The ExME initiative: a two-year experience in Knowledge Translation among Spanish-speaking students

Article type
Authors
Meza N1, Fuentes R2, Ardiles S3, Casino G4, Pizarro AB5, Gomez-Puig J3, Romero-Robles M3, Ortiz-Munoz L6, Chahín N7, Andrenacci P8, Viteri-Garcia A9, Urrutia G4
1Interdisciplinary Centre for Health Studies (CIESAL), Universidad de Valparaíso, Valparaiso, Chile
2Departamento de Ciencias de la Rehabilitación, Facultad de Medicina, Universidad de La Frontera, Temuco, Chile.
3Estudiantes por la Mejor Evidencia (ExME), Iberoamerican Cochrane Centre, Barcelona, Spain
4Biomedical Research Institute Sant Pau (IIB Sant Pau), CIBER Epidemiología y Salud Pública (CIBERESP), Iberoamerican Cochrane Centre, Barcelona, Spain
5Clinical Research Center, Fundación Valle del Lili, Cali, Colombia
6UC Evidence Center, Pontificia Universidad Católica de Chile, Santiago, Chile
7Facultad de Medicina y Ciencias de la Salud, Universidad Mayor, Temuco, Chile
8Cochrane US Mentoring Program
9Centro de Investigación de Salud Pública y Epidemiología Clínica (CISPEC), Universidad UTE. Quito, Ecuador
Abstract
Background: Exchange Made Easy Club (ExME) is the Spanish homologous to the Students 4 Best Evidence (S4BE) Cochrane UK project, supported by Cochrane Iberoamerica.

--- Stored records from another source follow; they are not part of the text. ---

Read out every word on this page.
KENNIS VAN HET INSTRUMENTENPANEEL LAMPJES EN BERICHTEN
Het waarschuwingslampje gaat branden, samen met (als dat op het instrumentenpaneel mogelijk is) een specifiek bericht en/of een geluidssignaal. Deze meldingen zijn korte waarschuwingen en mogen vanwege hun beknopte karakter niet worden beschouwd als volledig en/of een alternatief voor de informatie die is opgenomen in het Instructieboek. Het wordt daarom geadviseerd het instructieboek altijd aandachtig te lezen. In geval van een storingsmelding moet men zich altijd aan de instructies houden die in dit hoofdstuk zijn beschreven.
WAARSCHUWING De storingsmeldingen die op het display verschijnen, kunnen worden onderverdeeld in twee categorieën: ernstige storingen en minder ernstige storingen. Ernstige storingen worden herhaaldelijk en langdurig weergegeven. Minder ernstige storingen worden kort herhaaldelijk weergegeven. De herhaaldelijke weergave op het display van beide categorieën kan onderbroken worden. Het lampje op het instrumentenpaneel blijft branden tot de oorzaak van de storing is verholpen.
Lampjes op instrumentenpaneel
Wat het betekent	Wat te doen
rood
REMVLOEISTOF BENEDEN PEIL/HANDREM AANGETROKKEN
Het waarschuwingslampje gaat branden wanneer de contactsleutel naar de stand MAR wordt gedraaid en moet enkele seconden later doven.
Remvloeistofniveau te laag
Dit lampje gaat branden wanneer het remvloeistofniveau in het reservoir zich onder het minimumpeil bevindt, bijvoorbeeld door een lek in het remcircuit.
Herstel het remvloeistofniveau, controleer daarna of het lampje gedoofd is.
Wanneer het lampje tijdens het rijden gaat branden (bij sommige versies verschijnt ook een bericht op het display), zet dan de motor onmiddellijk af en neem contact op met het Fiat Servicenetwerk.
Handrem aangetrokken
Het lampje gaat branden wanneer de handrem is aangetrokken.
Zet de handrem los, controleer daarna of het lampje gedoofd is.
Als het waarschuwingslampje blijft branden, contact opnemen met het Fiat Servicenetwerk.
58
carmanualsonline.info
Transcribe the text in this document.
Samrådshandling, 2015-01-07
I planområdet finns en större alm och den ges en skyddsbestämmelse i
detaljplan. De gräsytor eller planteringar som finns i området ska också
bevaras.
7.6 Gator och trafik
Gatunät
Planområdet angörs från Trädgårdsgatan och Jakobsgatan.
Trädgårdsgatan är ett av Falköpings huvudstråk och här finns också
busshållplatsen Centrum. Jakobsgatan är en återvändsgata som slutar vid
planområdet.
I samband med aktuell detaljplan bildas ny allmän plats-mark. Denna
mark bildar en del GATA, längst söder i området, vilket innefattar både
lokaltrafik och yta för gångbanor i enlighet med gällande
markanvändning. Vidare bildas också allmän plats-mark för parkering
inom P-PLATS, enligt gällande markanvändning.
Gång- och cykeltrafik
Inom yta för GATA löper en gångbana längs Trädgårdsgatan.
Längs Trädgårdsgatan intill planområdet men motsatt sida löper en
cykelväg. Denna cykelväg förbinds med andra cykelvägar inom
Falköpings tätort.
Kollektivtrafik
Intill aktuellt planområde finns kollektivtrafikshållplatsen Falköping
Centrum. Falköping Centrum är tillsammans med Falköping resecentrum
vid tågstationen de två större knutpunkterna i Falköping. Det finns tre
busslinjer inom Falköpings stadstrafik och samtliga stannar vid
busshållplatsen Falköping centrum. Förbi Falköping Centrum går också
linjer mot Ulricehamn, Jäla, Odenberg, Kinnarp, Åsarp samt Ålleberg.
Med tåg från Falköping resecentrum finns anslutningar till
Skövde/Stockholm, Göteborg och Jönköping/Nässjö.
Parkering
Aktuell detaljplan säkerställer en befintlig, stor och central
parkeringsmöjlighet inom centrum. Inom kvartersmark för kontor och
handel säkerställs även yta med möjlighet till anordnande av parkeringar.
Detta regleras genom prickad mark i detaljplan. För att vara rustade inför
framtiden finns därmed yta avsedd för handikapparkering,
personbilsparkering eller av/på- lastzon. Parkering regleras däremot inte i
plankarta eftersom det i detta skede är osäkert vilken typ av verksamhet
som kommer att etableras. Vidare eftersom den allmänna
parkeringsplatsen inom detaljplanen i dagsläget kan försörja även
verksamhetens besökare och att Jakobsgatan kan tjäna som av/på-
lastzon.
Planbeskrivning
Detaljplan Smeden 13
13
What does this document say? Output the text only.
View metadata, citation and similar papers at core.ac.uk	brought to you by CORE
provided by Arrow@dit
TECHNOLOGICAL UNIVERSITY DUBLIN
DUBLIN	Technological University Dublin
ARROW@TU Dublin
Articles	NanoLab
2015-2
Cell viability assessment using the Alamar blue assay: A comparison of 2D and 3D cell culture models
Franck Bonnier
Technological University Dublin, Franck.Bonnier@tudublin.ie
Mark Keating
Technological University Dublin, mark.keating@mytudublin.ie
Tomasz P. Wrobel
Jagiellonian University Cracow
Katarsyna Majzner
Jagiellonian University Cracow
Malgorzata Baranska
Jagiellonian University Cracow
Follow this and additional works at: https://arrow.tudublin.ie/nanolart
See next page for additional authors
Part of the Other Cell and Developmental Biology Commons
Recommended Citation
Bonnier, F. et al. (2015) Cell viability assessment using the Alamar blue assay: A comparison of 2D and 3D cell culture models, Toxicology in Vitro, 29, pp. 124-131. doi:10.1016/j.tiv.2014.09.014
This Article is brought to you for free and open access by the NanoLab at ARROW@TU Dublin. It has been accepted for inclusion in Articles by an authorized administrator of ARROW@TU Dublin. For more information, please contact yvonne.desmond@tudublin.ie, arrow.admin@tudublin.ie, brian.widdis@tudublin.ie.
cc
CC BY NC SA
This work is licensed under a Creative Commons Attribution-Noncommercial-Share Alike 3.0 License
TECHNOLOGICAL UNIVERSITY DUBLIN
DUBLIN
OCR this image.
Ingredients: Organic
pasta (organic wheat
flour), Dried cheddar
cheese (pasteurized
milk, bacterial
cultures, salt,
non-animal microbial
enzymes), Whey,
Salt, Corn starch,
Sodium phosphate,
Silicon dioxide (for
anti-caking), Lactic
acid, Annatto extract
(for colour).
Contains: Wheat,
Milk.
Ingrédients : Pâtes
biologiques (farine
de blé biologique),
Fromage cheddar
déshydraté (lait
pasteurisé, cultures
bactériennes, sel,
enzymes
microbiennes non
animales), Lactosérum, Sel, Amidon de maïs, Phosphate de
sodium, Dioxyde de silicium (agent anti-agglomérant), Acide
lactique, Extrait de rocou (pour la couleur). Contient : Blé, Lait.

We planned this platform after identifying the need to make this type of resource available in Spanish due to language barriers common in many non-native English-speaking countries. Since 2020, we have arranged this initiative with the aim to encourage students to produce, translate, and disseminate content related to the best evidence in health sciences. ExME allows establishment of a link with Cochrane Collaboration by starting to collect Cochrane Membership points. The platform has been hosted as a blog website to help students share content pursuing better clinical practice through reasonable and informed-health decisions.

Objectives: To describe the type of content published.

Methods: We formed an organising committee with students and scholars from seven different Spanish-speaking countries, deployed in a translations team; a new content team; a reviewers team; a communications team; and a technical support team. After registration and receiving instructions, undergraduate or postgraduate students are invited to propose a topic of interest to write about, to be addressed by the following: writing de novo blog entries or translating content published by S4BE. Then, the collaborators must submit their drafts to a review process conducted by an experienced scholar linked to the Iberoamerica Cochrane Network and respond following the suggestions and making the amendments before the final publication. After being published, blog entries are disseminated via social media.

Results: At the moment, we have published and disseminated 65 blog entries (27 new content and 38 translations) elaborated by collaborators from 10 different countries along Latin America and Spain. In parallel, the organising committee has reached agreements with four institutions (universities and research centres) to include ExME (as a supplementary material repository or a curricular activity by generating blog entries) in their educational programs, whereas we are in conversations with other interested stakeholders to expand the project.

Conclusions: We expect that more students and professors of health-related sciences will consider ExME as a platform to share useful and entrusted information.

Patient, public, and/or healthcare consumer involvement: This project does not involve direct participation of patients or consumers.